4.3. Testing¶
This section shows how to compare between 2 Pandas DataFrame or between 2 Pandas Series
4.3.1. assert_frame equal: Test Whether Two DataFrames are Similar¶
If you want to test whether two DataFrames are similar or how much they are different from each other, try pandas.testing.assert_frame_equal
.
from pandas.testing import assert_frame_equal
import pandas as pd
df1 = pd.DataFrame({'coll': [1,2,3], 'col2': [4,5,6]})
df2 = pd.DataFrame({'coll': [1,3,4], 'col2': [4,5,6]})

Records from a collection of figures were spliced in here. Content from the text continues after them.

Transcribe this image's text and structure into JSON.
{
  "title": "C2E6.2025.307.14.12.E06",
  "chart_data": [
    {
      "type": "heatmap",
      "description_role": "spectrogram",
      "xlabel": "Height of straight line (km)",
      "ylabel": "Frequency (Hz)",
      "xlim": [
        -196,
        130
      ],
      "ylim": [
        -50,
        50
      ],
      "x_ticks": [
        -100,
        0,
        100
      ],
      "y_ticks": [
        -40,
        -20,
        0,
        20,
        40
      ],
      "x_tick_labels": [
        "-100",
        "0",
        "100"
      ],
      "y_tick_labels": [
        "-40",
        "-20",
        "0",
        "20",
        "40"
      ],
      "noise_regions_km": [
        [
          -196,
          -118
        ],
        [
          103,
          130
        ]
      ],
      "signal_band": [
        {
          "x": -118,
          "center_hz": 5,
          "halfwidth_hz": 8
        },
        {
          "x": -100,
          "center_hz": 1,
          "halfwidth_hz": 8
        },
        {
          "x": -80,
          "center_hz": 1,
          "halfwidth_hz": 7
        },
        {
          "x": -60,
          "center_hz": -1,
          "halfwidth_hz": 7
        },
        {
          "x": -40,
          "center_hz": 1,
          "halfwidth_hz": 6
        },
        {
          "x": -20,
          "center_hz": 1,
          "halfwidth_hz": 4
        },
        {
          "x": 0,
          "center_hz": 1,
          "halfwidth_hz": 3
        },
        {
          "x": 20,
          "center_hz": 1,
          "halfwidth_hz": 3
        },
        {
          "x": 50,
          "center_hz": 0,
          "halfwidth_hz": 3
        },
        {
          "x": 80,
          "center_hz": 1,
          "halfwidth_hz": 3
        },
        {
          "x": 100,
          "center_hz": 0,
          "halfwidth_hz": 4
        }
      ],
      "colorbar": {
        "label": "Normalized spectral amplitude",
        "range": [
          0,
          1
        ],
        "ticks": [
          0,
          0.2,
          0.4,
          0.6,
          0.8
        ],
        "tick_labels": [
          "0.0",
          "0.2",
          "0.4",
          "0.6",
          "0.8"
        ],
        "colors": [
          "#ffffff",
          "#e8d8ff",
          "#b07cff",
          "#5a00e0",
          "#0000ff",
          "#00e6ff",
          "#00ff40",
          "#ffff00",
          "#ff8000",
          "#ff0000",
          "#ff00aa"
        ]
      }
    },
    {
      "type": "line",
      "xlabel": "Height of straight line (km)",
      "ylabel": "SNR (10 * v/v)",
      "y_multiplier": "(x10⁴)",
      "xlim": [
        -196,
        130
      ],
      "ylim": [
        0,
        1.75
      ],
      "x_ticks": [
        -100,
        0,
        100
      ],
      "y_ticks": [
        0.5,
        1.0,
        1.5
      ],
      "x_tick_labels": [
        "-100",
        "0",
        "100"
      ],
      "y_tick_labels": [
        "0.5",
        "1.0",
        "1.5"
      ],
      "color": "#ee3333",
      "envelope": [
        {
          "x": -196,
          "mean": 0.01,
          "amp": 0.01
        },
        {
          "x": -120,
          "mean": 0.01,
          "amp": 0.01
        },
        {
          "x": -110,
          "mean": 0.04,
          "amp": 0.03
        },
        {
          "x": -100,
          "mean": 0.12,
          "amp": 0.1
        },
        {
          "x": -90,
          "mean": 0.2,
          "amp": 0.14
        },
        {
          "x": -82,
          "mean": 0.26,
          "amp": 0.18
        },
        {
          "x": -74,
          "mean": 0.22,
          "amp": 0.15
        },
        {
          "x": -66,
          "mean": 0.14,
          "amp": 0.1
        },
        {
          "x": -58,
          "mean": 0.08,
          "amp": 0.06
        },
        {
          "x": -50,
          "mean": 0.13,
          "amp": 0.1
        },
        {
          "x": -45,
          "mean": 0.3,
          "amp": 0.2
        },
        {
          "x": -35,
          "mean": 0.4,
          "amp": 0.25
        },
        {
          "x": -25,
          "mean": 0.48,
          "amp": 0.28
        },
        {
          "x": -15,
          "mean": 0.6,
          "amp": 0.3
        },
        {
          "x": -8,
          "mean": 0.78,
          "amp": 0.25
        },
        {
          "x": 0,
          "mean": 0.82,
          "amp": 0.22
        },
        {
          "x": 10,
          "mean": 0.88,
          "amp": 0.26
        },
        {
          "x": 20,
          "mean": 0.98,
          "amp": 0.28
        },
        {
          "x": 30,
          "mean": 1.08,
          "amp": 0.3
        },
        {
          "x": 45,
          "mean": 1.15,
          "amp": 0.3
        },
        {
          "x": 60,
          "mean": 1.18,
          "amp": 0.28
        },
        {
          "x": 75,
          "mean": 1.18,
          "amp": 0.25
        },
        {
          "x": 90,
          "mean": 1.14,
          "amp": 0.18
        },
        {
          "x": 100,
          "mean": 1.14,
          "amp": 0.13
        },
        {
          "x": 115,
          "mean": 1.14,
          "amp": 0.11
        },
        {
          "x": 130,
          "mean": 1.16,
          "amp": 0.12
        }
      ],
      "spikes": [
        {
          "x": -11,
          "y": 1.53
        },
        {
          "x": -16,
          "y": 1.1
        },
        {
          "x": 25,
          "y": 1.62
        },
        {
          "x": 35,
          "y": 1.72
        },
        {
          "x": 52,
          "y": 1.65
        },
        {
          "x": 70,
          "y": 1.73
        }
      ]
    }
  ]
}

assert_frame_equal(df1, df2)
---------------------------------------------------------------------------
AssertionError Traceback (most recent call last)
/tmp/ipykernel_56620/3851828215.py in <module>
5 df1 = pd.DataFrame({'coll': [1,2,3], 'col2': [4,5,6]})
6 df2 = pd.DataFrame({'coll': [1,3,4], 'col2': [4,5,6]})
----> 7 assert_frame_equal(df1, df2)
[... skipping hidden 2 frame]
~/book/venv/lib/python3.8/site-packages/pandas/_libs/testing.pyx in pandas._libs.testing.assert_almost_equal()
~/book/venv/lib/python3.8/site-packages/pandas/_libs/testing.pyx in pandas._libs.testing.assert_almost_equal()
~/book/venv/lib/python3.8/site-packages/pandas/_testing/asserters.py in raise_assert_detail(obj, message, left, right, diff, index_values)
663 msg += f"\n[diff]: {diff}"
664
--> 665 raise AssertionError(msg)
666
667
AssertionError: DataFrame.iloc[:, 0] (column name="coll") are different
DataFrame.iloc[:, 0] (column name="coll") values are different (66.66667 %)
[index]: [0, 1, 2]
[left]: [1, 2, 3]
[right]: [1, 3, 4]